I don't mean to attack you here but I find this is a typical response from someone who doesn't understand what it's like to be creative and struggling. It's a bit like saying to someone starving- watch that other person eating. It will make you feel better. You like animals? Go and work in an abattoir- you'll be working with animals all day there. If someone enjoys playing sport, doesn't mean they'll necessarily enjoy watching it on TV and, vice versa.

That's not always the case of course. Some creative people will adapt. They may even be happy to adapt. One of my friend's sons was highly valued in the gaming industry because he was an Artist- with a good sense of form and, he also understood the computer side of things.

Not everyone will be happy to adapt though. If you are a painter, a sculptor, a metal or woodworker, a crafts person, a baker, costume maker etc. the physical act of producing something physical is very different to sitting at a keyboard. Plus, it's depressing when the job you trained to do and spent thousands of pounds and hours training to do, doesn't exist anymore! Or, it's so badly paid that it's impractical.

I agree that it isn't the technology itself at fault. It likely comes down to money- people will go for the cheaper option but, I think it's justifiable to feel unhappy about it. For many creative people, being creative can be their major coping mechanism in life. If there's no way to sustain themselves doing it, it can feel like there's no point in anything anymore.

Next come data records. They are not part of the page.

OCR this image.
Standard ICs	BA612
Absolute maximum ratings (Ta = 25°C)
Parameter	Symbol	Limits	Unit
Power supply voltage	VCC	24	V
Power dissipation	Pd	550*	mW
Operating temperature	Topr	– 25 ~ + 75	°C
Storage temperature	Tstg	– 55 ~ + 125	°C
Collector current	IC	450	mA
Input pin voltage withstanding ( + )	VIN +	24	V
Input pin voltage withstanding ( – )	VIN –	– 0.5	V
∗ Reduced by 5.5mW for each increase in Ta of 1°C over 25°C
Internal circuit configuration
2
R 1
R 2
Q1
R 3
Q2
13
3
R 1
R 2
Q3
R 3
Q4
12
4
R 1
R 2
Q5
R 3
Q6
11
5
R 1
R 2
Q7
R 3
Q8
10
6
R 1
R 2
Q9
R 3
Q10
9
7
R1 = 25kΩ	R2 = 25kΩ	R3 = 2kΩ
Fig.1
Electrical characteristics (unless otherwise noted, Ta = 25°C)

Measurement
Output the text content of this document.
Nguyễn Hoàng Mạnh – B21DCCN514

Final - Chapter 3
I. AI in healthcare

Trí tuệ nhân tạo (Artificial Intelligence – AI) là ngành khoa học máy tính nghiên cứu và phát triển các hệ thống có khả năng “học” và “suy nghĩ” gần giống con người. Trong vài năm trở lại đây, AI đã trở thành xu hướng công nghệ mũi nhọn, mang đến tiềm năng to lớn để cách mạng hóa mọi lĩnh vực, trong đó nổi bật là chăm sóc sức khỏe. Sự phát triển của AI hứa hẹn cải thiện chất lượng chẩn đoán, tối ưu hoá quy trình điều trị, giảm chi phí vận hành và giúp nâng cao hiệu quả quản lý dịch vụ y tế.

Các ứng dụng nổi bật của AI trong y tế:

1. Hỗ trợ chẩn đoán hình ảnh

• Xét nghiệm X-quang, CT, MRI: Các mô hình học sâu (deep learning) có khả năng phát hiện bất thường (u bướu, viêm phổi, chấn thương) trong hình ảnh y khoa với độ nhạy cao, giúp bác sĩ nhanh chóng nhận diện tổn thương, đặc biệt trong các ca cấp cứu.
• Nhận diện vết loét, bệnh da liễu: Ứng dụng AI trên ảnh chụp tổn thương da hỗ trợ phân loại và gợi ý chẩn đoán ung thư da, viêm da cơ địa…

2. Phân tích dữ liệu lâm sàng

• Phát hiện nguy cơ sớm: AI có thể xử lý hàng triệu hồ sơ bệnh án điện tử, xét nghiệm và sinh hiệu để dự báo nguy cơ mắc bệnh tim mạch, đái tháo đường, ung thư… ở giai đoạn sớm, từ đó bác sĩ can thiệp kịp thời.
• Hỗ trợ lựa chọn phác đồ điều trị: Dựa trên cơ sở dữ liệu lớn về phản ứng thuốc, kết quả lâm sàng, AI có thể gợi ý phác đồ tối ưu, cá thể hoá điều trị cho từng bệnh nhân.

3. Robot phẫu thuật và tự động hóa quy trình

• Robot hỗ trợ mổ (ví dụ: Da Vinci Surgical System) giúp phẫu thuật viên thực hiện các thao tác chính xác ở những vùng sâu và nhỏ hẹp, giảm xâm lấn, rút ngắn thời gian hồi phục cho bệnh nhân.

Yes, it's kind of spoilt and self indulgent but then- a lot of us are. If being happy was simply a matter of adapting, we'd all just have to do it. Simply accept or ignore the thing that's really troubling you. It's not so easy though. Otherwise, we wouldn't be wanting to end our lives.

I also don't actually hate computer generated stuff. I think it has its place. It does concern me though- what it will do to a lot of industries. How it will enable the fat cats at the top to exploit their human work force even more... Till AI gain their own consciousness (possibly) and, wipe us all out. Lol. It will serve us right. Teach us for trying to enslave a race that has the potential to far exceed us.
 
pain6batch9

pain6batch9

Chronic
Aug 25, 2024
184
Robots do things. But robots didn't do the thing I did. I did the thing I did.